On Fri, 16 Feb 2024 at 09:36, Alexandru Pătrănescu <dreal...@gmail.com> wrote:
>
>
> On Fri, Feb 16, 2024 at 10:18 AM Hans Henrik Bergan <h...@loltek.net> wrote:
>>
>> Can we make sleep accept int|float?
>> Made a PR: https://github.com/php/php-src/pull/13401
>>
>> For years when I wanted to sleep for 0.1 seconds, it annoyed me that I 
>> couldn't do
>> `sleep(0.1);`
>> instead I had to do
>> `usleep(figure out how many microseconds there are in 0.1 seconds and put it 
>> here);`
>>
>
> Based on previous discussions https://externals.io/message/111448
> it seems the desired way was for a RFC to be created for this change, as it 
> involves some small changes that break BC.
>
> There is also the PR done by Michael Voříšek from 3.5 years ago where some 
> technical discussions took place:
> https://github.com/php/php-src/pull/5961
>
> Regards,
> Alex
>

Interesting indeed.
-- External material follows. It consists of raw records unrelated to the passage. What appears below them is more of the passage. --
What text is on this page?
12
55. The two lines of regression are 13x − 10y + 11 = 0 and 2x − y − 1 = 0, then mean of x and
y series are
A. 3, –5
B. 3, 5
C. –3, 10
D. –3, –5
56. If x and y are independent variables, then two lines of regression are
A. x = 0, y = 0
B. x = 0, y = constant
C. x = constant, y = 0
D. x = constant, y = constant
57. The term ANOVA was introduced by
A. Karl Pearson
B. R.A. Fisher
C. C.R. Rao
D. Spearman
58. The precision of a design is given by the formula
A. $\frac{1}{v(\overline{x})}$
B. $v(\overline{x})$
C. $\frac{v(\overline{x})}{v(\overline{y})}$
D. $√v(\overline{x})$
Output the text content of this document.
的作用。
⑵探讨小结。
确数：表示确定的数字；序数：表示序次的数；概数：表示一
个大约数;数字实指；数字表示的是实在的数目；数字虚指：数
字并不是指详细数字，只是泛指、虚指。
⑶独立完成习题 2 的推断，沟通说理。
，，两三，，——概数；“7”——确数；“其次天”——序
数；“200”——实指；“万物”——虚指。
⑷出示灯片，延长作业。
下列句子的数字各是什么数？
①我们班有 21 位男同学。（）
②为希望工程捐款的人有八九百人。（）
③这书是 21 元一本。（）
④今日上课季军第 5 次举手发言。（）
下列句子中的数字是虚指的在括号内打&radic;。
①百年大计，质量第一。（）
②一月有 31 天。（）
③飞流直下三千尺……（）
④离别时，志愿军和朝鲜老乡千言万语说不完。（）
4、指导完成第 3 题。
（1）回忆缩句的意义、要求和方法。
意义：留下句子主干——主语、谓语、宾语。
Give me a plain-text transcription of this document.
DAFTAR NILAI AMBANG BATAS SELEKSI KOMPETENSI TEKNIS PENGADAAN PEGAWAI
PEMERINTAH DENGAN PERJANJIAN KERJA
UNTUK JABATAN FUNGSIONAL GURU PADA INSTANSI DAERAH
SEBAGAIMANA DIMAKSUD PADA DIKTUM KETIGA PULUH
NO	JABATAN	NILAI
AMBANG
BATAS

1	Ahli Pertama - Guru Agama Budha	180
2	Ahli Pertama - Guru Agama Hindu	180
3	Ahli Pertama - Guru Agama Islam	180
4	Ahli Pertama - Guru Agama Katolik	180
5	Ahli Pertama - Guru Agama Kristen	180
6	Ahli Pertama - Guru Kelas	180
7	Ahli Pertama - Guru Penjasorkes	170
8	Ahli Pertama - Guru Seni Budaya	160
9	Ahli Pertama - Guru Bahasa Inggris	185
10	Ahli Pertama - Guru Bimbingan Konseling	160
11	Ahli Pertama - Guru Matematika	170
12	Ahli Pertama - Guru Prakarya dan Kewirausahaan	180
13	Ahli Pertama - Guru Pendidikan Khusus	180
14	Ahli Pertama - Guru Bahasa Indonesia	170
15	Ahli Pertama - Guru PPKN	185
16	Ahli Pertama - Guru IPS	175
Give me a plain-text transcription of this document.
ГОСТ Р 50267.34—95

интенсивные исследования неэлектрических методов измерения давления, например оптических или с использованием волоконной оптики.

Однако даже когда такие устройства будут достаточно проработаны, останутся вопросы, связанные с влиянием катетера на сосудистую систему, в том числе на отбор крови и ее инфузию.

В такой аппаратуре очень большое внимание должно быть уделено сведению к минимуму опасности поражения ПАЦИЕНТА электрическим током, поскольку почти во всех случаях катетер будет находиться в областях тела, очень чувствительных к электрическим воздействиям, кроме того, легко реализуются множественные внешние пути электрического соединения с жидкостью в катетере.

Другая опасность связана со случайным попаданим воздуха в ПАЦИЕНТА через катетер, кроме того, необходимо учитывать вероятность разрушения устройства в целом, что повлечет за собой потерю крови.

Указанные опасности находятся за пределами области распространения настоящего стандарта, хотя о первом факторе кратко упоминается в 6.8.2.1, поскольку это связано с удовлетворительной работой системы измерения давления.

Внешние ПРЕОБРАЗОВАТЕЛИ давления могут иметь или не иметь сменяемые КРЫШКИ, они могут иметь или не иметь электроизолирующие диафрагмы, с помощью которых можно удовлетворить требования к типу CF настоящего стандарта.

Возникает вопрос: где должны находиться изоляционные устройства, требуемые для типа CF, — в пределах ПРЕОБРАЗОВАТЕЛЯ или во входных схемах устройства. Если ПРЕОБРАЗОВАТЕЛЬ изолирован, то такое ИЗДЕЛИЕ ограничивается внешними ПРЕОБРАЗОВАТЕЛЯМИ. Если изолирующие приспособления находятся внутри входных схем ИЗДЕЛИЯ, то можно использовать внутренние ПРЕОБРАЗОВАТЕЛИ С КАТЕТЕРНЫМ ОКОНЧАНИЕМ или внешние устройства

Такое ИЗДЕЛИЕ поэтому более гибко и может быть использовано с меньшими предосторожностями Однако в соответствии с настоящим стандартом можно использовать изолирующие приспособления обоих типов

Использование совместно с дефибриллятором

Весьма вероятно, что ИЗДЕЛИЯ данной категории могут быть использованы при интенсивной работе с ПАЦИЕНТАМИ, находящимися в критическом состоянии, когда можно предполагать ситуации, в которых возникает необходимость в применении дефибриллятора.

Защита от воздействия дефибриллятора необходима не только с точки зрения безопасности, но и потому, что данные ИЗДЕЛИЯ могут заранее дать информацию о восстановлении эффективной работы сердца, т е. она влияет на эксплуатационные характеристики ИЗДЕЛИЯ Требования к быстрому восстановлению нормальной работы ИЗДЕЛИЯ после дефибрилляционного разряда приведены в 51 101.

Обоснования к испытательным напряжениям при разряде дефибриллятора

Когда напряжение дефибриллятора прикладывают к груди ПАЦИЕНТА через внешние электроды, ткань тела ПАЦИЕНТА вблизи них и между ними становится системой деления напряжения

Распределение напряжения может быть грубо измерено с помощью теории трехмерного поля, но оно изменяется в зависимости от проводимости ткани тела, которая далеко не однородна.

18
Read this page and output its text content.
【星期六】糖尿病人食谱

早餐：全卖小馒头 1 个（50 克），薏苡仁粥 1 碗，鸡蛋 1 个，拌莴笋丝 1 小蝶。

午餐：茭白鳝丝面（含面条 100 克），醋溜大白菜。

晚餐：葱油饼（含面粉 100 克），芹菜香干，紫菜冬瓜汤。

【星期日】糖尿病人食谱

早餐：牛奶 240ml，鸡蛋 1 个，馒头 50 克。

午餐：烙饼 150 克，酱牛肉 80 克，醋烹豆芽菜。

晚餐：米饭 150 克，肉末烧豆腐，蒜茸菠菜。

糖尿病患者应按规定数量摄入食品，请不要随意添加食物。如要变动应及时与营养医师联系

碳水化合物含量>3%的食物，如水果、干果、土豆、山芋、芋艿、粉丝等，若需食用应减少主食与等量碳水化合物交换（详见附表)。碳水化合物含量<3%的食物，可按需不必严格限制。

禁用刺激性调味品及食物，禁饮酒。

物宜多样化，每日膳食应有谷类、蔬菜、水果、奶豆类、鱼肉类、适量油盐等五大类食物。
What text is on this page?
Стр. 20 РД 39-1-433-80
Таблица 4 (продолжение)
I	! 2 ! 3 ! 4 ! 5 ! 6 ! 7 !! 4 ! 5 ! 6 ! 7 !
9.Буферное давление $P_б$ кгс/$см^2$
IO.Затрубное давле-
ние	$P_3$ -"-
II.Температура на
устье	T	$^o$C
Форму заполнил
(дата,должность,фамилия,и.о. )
I implemented some improvements from that PR now
(higher precision sleep and fixing the windows 192-issue),
and got Michael Voříšek's attention :)
also applied for RFC Karma.

On Fri, 16 Feb 2024 at 14:20, Claude Pache <claude.pa...@gmail.com> wrote:
>
> Hi,
>
>
> FWIW Python's `time.sleep` also works like this: 
> https://docs.python.org/3/library/time.html#time.sleep
>
>
> Python also implements the following:
>
> If the sleep is interrupted by a signal and no exception is raised by the 
> signal handler, the sleep is restarted with a recomputed timeout.
>
>
> I think we should also implement that. As a consequence, `sleep(...)` will 
> always return `0`.
>
> If we “fix” sleep(), let’s “fix” it completely.
>
> —Claude


it seems we already have a function for that, it's called `time_sleep_until()`,
quoting the documentation
>    Note: All signals will be delivered after the script wakes up.

in contrast to normal sleep() that is signal interruptible.
Sorry, I'm not interested in making sleep() uninterruptible, at least
not until after I get int|float accepted upstream.